April 25, 2002
A BLESSED EVENT :
REVIEW : of Master of the Senate : The Years of Lyndon B. Johnson by Robert Caro : A Soaring Johnson, Ruthless and Crude, but Compassionate ( JILL ABRAMSON, April 24, 2002, NY Times)The most exciting point of "Master of the Senate" comes as Mr. Caro, in chapters filled with narrative tension, shows how Johnson built the unlikely coalition that finally passed a civil rights bill and broke the historic logjam. He had to make northern liberals like Green swallow an extremely watered-down bill, telling them that the important thing was to pass a bill, not what was in it. His pitch was typically blunt: "Once you break the virginity, it'll be easier next time."At the same time, he convinced his fellow Southerners that he had not completely abandoned them and that they could accept a weak bill that would leave cultural segregation intact. His equally blunt message to the Southern bloc was remembered by his trusted aide Bobby Baker. "I can see him now, grasping hands and poking chests and grabbing lapels, saying to the Southern politicians something like: `We got a chance to show the way. We got a chance to get the racial monkey off the South's back. We got a chance to show the Yankees that we're good and decent and civilized down here, not a bunch of barefoot, tobacco chewin' crazies."

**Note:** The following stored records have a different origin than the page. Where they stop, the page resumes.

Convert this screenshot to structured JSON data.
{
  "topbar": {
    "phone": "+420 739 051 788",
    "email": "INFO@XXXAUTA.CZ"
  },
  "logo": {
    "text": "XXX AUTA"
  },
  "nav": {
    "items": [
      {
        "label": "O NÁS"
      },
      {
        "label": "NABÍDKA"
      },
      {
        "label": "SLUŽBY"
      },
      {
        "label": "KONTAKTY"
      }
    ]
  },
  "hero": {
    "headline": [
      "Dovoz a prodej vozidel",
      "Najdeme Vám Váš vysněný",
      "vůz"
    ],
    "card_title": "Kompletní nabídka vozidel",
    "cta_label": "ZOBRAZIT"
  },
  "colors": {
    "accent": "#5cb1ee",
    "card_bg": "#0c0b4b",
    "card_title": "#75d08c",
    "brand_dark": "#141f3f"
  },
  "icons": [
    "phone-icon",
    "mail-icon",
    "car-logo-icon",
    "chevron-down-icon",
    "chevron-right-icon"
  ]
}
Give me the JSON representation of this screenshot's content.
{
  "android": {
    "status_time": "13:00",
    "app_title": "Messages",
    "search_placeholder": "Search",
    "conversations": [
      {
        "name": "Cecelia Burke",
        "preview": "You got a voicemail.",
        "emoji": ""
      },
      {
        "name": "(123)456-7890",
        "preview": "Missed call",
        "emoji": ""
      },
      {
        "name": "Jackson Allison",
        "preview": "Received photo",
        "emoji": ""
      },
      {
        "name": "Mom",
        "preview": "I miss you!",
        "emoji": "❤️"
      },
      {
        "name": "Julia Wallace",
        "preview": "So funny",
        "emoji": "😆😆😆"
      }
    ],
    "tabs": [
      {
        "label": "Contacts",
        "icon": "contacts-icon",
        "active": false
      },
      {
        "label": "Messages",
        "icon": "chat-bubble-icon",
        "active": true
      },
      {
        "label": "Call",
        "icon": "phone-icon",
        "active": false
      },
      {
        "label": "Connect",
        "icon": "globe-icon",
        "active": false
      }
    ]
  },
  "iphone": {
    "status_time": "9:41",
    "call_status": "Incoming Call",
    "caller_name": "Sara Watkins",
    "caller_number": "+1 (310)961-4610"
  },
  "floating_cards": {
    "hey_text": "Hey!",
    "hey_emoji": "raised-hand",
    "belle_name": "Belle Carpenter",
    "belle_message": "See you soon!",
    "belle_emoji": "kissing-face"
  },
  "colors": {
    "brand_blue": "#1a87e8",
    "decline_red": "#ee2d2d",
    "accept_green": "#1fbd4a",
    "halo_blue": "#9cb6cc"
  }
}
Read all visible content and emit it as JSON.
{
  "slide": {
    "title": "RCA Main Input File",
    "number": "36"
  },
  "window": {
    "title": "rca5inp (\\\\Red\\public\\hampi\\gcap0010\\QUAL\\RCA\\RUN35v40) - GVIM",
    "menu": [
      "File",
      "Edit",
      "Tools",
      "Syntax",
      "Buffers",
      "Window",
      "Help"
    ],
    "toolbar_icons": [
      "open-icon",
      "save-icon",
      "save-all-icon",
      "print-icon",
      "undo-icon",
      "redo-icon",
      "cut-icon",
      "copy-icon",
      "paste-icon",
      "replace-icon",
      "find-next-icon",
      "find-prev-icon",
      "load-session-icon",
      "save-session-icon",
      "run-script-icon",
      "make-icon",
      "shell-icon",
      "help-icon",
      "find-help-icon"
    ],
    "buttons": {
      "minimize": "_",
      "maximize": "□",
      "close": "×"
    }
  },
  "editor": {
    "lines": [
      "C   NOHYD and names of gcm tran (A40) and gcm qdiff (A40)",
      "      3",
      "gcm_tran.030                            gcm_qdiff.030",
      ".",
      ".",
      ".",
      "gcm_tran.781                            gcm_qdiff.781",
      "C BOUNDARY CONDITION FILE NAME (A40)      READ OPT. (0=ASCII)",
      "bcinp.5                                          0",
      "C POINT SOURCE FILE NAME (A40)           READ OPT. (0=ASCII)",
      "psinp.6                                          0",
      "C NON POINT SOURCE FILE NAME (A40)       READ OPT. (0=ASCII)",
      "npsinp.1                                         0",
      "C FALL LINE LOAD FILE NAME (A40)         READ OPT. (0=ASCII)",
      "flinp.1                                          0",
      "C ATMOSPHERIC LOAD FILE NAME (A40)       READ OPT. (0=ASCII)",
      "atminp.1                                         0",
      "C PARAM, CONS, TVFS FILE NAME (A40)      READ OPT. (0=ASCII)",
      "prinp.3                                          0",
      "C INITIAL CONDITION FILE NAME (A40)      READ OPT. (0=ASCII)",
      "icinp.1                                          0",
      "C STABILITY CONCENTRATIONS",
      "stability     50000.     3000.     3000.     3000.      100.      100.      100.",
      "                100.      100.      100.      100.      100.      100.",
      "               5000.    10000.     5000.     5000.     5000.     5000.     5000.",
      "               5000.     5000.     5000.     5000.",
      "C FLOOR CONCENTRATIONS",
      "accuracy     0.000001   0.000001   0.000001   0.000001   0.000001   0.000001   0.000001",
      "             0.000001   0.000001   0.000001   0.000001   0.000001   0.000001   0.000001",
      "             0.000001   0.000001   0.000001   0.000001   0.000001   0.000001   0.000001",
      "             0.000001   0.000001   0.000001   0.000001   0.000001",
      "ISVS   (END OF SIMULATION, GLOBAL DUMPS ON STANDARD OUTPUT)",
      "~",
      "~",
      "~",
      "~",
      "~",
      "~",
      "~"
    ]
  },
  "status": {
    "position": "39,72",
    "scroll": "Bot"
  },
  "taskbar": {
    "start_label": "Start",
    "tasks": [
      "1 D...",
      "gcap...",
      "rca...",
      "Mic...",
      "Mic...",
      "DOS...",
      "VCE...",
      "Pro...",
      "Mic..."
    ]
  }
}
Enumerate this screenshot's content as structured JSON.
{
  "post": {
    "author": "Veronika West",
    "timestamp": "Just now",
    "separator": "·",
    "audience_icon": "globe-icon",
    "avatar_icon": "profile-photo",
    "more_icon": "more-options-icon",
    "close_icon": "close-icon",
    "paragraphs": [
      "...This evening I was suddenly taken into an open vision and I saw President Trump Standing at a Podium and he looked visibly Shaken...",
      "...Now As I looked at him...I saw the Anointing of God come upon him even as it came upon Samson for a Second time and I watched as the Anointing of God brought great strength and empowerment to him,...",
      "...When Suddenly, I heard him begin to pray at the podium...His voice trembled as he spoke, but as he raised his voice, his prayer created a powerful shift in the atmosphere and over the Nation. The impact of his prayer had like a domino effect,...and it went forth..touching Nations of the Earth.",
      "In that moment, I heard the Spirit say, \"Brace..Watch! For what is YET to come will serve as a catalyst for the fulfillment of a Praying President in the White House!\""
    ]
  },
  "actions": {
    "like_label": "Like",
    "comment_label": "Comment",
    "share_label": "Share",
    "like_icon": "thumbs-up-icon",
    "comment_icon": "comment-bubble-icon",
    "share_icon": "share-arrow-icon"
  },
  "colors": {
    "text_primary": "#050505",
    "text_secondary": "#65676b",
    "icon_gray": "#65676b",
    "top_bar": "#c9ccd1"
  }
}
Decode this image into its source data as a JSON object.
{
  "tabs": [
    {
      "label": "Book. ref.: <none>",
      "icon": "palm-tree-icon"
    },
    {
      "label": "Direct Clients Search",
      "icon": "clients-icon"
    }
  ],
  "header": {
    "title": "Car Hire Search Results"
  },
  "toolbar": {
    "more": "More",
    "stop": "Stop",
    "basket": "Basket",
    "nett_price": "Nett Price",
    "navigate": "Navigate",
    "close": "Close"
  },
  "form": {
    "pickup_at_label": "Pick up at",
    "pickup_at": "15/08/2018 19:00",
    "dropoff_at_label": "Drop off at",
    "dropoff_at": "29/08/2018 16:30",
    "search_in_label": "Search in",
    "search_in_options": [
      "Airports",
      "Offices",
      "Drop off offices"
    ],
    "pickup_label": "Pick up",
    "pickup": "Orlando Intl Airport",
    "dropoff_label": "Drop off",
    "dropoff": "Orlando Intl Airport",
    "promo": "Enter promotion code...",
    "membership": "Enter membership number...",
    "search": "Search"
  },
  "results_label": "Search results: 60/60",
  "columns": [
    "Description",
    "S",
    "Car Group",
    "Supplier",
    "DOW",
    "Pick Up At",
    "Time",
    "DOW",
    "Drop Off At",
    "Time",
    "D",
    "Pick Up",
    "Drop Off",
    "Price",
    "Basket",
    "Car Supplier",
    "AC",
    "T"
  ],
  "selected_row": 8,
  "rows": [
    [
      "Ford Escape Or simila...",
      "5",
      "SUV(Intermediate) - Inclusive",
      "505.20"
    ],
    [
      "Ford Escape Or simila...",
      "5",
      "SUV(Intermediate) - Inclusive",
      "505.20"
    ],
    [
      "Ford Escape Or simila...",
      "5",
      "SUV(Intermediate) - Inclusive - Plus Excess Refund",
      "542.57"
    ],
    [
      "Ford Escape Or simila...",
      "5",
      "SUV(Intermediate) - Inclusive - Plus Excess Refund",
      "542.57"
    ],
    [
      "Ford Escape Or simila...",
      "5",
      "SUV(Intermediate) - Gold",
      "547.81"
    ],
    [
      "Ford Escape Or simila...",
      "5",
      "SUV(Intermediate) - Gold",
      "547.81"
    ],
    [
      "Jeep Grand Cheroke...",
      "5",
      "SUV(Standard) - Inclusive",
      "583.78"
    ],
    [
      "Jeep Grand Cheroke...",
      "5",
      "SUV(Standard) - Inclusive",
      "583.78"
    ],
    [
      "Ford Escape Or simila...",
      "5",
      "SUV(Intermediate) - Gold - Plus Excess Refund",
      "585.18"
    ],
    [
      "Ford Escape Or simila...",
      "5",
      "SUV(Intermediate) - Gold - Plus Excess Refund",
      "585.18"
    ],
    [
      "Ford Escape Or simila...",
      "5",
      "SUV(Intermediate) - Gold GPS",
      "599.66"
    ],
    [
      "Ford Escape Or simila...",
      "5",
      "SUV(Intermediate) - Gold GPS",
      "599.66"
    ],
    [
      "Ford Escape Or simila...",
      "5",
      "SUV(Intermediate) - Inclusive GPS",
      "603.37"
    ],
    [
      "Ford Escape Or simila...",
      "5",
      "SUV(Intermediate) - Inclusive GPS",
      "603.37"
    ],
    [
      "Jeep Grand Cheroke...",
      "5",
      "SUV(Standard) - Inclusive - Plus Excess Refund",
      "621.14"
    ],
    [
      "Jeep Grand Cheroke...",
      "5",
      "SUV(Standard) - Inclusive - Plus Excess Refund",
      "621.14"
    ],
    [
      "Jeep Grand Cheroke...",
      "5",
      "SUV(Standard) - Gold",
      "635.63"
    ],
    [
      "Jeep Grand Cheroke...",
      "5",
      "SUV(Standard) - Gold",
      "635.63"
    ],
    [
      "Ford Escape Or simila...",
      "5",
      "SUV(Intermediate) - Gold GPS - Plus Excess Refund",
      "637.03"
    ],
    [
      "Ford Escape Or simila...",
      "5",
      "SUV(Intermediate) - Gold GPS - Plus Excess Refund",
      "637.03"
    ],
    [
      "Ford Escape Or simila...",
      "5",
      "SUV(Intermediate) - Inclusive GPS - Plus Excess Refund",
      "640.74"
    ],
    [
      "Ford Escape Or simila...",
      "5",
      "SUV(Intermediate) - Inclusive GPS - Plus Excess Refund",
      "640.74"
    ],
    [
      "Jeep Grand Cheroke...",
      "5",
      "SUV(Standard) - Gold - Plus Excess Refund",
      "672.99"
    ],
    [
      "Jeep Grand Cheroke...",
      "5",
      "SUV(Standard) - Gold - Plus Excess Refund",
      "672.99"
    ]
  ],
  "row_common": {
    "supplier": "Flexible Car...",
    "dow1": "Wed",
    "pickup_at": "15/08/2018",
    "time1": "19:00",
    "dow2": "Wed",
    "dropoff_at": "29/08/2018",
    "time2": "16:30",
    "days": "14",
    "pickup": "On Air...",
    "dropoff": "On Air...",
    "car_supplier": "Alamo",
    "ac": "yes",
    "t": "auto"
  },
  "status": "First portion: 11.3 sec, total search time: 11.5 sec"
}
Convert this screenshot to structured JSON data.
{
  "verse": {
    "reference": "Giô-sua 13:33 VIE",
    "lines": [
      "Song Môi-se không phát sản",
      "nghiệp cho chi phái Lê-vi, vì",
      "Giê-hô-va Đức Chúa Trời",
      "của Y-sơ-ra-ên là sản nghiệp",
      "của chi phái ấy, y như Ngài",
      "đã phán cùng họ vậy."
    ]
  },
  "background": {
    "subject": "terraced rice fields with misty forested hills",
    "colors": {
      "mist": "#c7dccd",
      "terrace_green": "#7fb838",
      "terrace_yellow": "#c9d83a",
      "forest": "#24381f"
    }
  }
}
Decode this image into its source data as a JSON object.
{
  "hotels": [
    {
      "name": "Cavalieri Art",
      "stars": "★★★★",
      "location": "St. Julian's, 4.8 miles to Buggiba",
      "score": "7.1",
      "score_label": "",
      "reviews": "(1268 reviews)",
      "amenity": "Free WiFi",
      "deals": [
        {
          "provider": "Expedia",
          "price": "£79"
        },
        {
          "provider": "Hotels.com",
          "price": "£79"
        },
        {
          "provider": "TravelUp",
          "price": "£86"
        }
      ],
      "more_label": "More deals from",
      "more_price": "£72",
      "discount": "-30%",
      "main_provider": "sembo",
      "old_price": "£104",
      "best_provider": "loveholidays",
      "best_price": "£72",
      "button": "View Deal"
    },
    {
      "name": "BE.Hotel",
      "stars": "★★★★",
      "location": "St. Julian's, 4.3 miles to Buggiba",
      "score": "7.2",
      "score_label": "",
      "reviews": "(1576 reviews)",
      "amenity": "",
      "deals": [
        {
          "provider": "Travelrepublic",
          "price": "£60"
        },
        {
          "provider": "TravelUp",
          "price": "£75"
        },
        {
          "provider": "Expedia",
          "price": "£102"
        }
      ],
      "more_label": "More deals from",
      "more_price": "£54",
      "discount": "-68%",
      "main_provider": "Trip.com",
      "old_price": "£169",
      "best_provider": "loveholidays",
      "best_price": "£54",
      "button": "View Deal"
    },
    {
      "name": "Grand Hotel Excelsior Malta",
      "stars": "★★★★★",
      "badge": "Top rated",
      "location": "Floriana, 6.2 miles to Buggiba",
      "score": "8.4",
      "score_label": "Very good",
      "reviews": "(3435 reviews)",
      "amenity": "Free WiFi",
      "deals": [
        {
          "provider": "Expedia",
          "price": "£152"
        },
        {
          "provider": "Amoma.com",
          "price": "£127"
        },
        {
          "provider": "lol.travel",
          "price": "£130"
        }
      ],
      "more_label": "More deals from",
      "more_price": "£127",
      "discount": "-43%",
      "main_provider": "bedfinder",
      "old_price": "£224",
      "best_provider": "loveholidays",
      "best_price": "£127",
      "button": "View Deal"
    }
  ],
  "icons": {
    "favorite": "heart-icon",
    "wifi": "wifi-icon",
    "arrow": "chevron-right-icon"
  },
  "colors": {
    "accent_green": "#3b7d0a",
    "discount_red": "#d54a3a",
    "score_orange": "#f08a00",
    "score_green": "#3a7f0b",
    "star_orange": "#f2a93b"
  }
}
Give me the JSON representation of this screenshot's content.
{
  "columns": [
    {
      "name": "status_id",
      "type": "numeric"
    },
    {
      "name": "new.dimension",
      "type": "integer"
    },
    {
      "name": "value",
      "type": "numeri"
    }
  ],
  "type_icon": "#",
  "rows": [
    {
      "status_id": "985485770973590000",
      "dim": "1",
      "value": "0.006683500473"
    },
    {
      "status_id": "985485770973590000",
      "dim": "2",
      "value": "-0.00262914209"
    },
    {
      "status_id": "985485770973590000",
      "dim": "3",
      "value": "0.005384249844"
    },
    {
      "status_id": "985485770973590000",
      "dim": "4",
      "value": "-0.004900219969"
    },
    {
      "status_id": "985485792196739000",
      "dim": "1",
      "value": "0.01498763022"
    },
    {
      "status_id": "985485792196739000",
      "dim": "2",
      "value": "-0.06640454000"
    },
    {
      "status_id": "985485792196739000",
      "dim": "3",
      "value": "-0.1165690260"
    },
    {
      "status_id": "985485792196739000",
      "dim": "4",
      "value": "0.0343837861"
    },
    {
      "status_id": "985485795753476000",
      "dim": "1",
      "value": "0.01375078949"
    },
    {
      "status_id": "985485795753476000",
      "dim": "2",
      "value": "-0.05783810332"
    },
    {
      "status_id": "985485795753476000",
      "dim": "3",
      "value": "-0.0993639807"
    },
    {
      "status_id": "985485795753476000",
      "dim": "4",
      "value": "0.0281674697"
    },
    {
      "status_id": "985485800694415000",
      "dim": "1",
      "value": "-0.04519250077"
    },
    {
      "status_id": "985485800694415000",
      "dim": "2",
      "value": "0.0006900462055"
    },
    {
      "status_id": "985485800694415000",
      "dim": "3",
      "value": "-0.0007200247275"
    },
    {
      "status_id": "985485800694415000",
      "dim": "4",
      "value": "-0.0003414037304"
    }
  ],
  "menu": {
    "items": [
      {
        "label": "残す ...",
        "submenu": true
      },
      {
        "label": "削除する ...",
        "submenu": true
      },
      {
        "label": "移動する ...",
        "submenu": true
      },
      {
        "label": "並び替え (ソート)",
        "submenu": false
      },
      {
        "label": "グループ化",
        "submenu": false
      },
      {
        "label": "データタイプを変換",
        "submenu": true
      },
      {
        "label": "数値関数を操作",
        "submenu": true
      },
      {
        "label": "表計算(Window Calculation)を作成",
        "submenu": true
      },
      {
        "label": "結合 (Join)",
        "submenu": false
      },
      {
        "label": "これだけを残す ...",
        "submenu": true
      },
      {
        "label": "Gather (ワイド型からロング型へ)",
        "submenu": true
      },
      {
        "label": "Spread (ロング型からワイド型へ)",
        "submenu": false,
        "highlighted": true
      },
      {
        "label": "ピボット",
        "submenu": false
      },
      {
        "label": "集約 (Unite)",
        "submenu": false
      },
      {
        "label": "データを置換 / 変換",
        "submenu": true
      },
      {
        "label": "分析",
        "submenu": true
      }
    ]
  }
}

Johnson's triumph is also Mr. Caro's triumph, for the biographer has at last found something about his subject to unabashedly admire. At 1,167 pages and 12 years in the making, this book is longer, nearly, than Mr. Caro's previous two volumes combined, but it is also much bigger-hearted. In the second volume, "Means of Ascent," which chronicles the ruthlessly stolen 1948 election that took him to the Senate, Mr. Caro portrayed a mostly loathsome Johnson. Garry Wills memorably described Mr. Caro's method, as the "inverse of gilding the lily, this continual tarring of the blackguard."
Here Johnson finally uses the attributes that Mr. Caro despised in his earlier volumes, his ambition and deceit, for a larger, grander purpose.
"It was not until Lyndon Johnson, who had never before fought in their cause, picked up the banner of civil rights that it was carried at last nearer to its goal," Caro writes.
"It took a Lyndon Johnson, with his threats and deceits, with the relentlessness with which he insisted on victory and the savagery with which he fought for it, to ram that legislation through."
At a time when so many historians have focused on the presidency, Mr. Caro has written a panoramic study of how power plays out in the legislative arena. Combining the best techniques of investigative reporting with majestic storytelling ability, he has created a vivid, revelatory institutional history as well as a rich hologram of Johnson's character.
Like many, the Brothers were profoundly depressed when it was announced that William Manchester's health would not permit him to complete the third volume of his Churchill biography. But our spirits were brightened considerably when Sharon Kay Penman recently released the next volume in his historical series on British monarchs. Now comes this happy news, as Robert Caro, whose one volume biography of Robert Moses may be the greatest biography of power ever written, finally delivers the third installment of his LBJ biography. For anyone who has been reading and enjoying the series, which should include everyone who cares about politics, a new book from Mr. Caro is like Christmas in April. And it is particularly welcome because, like Mr. Manchester, Mr. Caro is racing the clock.
A couple years ago, Mr. Caro was on C-SPAN with Brian Lamb discussing the LBJ project. Mr. Lamb was asking about the glacial pace at which the biography is being completed and tried to politely ask if, at the current rate, it will be finished before Mr. Caro goes on to his final reward. I haven't heard whether this is still his plan but at that point Mr. Caro explained that when he was writing about the Vietnam War he planned on going to live in Vietnam for a year and that for the section on the War on Poverty, he planned on living in a public housing project for a year. Distraught callers to the program, less polite than Mr. Lamb, expressed their dismay at this prospect. Mr. Caro, who I believe is in his sixties or seventies now, laughingly shared their concern that he's set himself a task that may be incompatible with his own mortality.
At any rate, we wish him well and look forward to reading his new book.